Я покраснел до ушей, услышав это. У меня не было никаких сомнений, что потом, после занятий, шейх Ясин посмеется надо мной, да и мои школьные приятели не упустят случая поиздеваться. Однако я поднял голову и улыбнулся Шамсу. Он тоже улыбался мне, да еще подмигнул, не прерывая своих объяснений:
— Суфий говорит: «Мне важна моя внутренняя встреча с Богом, так что мне не до суждений других людей». А вот ортодоксальный ученый всегда ищет ошибки у других. Однако, юноши, не забывайте: тот, кто недоволен другими, как правило, виноват сам.
— Перестань смущать моих учеников! — воскликнул шейх Ясин. — Как ученые, мы не можем не интересоваться, что думают и делают другие. Люди задают нам множество вопросов и ждут, что мы должным образом ответим им, чтобы они могли правильно исполнять свой религиозный долг. Нас спрашивают, надо ли повторять омовение, если вдруг пойдет кровь из носа, и как быть с постом во время путешествия, и много о чем другом. Учения Шафи’ия, Ханафи, Ханбали и Малика отличаются друг от друга, когда дело доходит до таких вещей.
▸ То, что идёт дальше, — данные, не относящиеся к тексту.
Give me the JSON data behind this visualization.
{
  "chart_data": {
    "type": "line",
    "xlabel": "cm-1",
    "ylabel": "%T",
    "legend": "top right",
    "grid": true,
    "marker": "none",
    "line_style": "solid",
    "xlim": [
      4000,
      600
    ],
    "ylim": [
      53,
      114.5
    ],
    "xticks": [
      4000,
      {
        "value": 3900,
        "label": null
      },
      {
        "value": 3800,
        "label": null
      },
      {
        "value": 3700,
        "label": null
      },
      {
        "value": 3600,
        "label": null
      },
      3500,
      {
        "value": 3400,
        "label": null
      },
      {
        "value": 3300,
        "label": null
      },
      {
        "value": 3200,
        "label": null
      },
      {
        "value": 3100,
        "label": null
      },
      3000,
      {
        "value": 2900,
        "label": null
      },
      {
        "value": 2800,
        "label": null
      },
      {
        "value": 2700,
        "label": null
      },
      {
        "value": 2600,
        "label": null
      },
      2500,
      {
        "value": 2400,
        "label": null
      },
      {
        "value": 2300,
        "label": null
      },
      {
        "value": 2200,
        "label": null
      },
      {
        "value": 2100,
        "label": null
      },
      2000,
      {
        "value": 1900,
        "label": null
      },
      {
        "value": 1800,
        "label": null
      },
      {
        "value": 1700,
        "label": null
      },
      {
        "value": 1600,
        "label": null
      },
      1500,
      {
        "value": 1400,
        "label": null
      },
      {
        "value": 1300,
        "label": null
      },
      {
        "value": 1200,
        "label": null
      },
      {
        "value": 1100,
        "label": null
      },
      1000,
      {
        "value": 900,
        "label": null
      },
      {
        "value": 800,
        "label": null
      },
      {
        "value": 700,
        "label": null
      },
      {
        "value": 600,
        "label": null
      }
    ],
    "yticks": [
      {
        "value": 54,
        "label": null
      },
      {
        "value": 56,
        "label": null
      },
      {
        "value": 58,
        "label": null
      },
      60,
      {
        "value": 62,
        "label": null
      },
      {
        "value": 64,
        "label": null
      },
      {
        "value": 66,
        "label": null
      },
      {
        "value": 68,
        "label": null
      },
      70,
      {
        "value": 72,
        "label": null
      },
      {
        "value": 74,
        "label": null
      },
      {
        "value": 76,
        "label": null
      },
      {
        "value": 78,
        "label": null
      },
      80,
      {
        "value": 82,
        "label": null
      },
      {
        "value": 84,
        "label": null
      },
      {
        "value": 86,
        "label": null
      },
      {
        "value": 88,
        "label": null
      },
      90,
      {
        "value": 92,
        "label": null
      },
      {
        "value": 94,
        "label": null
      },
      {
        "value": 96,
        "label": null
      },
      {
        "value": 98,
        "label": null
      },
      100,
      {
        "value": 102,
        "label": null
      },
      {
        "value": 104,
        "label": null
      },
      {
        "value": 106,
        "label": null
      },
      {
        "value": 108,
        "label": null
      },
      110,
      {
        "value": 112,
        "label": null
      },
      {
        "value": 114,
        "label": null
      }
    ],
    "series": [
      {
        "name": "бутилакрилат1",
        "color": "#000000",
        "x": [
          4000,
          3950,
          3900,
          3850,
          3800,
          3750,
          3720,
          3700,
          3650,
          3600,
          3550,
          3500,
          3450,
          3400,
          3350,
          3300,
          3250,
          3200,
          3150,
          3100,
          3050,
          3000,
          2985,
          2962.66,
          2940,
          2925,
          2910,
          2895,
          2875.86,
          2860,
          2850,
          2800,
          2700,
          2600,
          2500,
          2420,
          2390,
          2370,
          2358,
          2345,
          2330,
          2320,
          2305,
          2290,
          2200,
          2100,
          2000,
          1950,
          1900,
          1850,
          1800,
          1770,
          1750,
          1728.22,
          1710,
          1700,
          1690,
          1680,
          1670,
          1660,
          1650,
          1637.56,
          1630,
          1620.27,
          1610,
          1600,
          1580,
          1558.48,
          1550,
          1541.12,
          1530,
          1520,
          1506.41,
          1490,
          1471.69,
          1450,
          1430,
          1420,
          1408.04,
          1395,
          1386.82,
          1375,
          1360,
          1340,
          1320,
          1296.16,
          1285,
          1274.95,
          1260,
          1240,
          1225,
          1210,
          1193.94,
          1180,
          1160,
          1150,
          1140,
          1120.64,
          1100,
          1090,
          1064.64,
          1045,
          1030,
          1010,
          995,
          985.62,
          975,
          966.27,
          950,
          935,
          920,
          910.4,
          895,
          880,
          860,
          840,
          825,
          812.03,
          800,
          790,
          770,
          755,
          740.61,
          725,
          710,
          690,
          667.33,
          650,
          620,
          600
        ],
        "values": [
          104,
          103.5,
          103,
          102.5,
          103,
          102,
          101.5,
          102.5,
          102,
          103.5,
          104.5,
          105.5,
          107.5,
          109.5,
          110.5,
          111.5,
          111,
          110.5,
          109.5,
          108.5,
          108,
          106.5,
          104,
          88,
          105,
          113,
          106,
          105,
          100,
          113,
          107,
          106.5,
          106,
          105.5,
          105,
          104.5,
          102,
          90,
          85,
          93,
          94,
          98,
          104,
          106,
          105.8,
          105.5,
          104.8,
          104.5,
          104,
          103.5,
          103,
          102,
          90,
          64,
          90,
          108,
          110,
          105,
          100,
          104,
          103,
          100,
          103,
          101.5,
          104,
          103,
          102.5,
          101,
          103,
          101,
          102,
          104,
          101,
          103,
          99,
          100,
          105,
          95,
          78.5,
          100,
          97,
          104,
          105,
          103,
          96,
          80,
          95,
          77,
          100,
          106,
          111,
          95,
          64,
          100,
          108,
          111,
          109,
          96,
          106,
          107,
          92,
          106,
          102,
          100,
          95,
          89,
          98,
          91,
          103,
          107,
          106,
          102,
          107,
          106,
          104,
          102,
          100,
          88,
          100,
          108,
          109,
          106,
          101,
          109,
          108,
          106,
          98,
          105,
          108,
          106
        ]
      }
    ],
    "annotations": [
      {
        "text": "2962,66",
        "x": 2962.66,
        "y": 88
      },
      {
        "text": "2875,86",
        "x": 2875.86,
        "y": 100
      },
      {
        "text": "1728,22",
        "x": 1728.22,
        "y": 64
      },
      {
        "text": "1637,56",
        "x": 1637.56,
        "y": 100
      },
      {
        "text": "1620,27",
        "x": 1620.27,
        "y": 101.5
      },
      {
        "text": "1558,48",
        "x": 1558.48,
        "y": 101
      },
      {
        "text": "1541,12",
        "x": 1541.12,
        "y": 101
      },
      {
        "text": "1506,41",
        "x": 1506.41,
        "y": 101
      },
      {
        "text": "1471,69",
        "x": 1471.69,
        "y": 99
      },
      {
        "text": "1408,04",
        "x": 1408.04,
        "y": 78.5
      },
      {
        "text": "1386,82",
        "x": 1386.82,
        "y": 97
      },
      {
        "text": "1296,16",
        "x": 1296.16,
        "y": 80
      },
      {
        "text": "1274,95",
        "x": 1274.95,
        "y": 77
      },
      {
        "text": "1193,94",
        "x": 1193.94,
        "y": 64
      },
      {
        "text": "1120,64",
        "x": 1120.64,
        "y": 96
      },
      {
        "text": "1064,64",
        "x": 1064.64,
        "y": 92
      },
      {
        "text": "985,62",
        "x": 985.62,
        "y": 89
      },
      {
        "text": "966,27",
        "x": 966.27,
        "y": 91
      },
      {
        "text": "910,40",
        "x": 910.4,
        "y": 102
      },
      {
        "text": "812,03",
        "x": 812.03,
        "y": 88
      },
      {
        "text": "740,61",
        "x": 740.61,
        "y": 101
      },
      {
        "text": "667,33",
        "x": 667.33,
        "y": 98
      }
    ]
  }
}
У каждой школы есть свои ответы, которые нужно изучать и знать.
— Все это хорошо, вот только не стоит слишком вдаваться в различия, — вздохнув, произнес Шамс. — Слово Божье полноценно. Не увлекайтесь подробностями, упуская из вида целое.
— Подробности? — скептически повторил шейх Ясин. — Верующие люди серьезно относятся к правилам. И мы, ученые, должны поощрять их в этом.
— Поощряйте, поощряйте, но не забывайте, что ваше слово ограничено и нет слова выше слова Бога, — проговорил Шамс. — Однако не проповедуйте тем, кто уже достиг света. Они получают радость от стихов Кур’ана, и им не требуется поощрение шейха.
Услышав такое, шейх Ясин пришел в ярость, у него побагровели обычно бледные щеки и запрыгал кадык.
— Шариат давно выработал законы, которым мусульманин должен следовать от колыбели до могилы.
— Шариат — всего лишь лодка, которая плывет в океане Истины. Настоящий мусульманин, ищущий Бога, рано или поздно покинет лодку и сам поплывет в океане.
— Там его съедят акулы, — хмыкнув, огрызнулся шейх Ясин. — Это случится со всяким, отвергнувшим наше руководство.
Несколько учеников захихикали, поддерживая шейха Ясина, но многие сидели тихо, испытывая возрастающую неловкость. Я все сильнее сомневался в том, что этот спор может закончиться добром.
Наверное, Шамс Табризи думал так же, потому что теперь он выглядел печальным, даже почти несчастным. Он закрыл глаза, словно вдруг устал от долгой беседы, и это движение было едва уловимым, незаметным для большинства.
— Во время путешествий мне пришлось познакомиться со многими шейхами, — произнес Шамс. — Некоторые были людьми искренними, другие едва снисходили до простых мусульман, и они ничего не знали об исламе. Даже актеры и те лучше шейхов, потому что они, по крайней мере, признают, что поставляют зрителям иллюзию.
— Хватит! Полагаю, мы достаточно внимали твоему раздвоенному языку, — заявил шейх Ясин. — Уходи из моего класса!
— Не беспокойся, я и без того уже собрался уходить, — сказал Шамс с плутовской улыбкой и повернулся к нам: — То, что вы услышали сегодня, восходит к старым дебатам, которые велись со времен пророка Мухаммеда, мир да пребудет с ним. Однако споры уместны и теперь.